The following code is one way to check smaller symmetric groups for such subgroups.

    for n in [3..7]
    do
        G := SymmetricGroup(n);
        subgroups := Filtered(ConjugacyClassesSubgroups(G),X->Order(Representative(X))<Factorial(n)/2;
        subgroups := Set(List(subgroups,X->IdGroup(Representative(X))));

        testlist := [];

        for Hh in subgroups 
        do
            H := SmallGroup(Hh);
            vallist := [];

            cycsubs := Filtered(ConjugacyClassesSubgroups(H),X->IsCyclic(Representative(X)));

            cyctypes := Set(List(cycsubs,X->IdGroup(Representative(X))));

            for K in cyctypes
            do
                subnumber := Sum(List(Filtered(cycsubs,X->IdGroup(Representative(X))=K),Size));
                Add(vallist,[K,subnumber]);
            od;

            Add(testlist,vallist);
        od;

    truthvals := List(testlist, L->Size(Filtered(testlist,M->M=L))>1);

    if ForAny(truthvals,X->X) then Print(n, "\n") ; break; fi;
od;

It'll simply print out the value $n$ if $S_n$ has non-isomorphic subgroups which have the same number of cyclic groups of every order. In this case, it prints out nothing. So we have a lower bound $n\geq 8$, and thus $n=8$ is the answer.

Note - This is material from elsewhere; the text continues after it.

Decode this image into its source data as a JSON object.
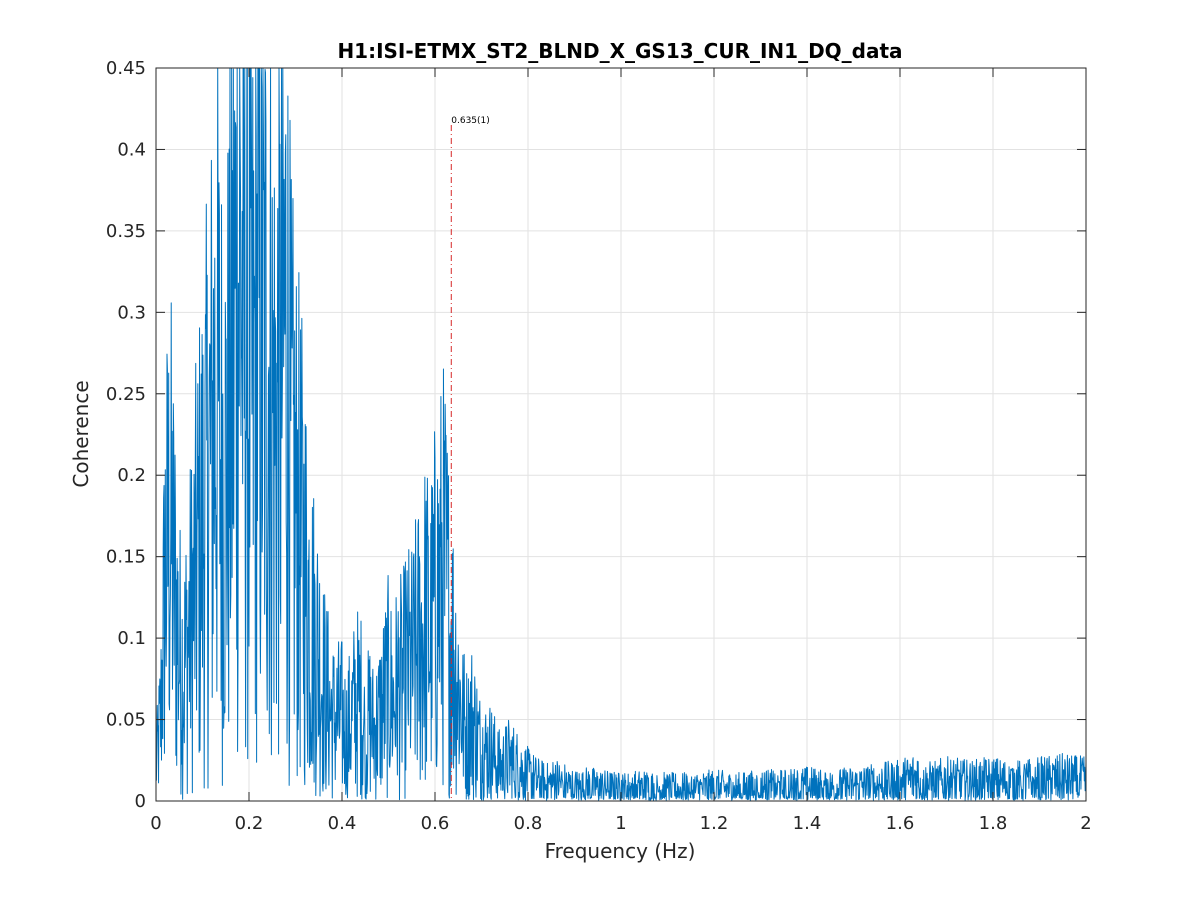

Note the first definition of subgroups excludes $S_n$ and $A_n$--these subgroups are the unique subgroups of their order in $S_n$, so we may safely exclude them. This has the added advantage of making sure that all calls to IdGroup will be valid: $A_7$ and $S_7$ are not covered by the SmallGroups package, and therefore using IdGroup on them would result in errors. With them safely excluded, all groups that occur work with IdGroup, which is all we need to determine isomorphism types.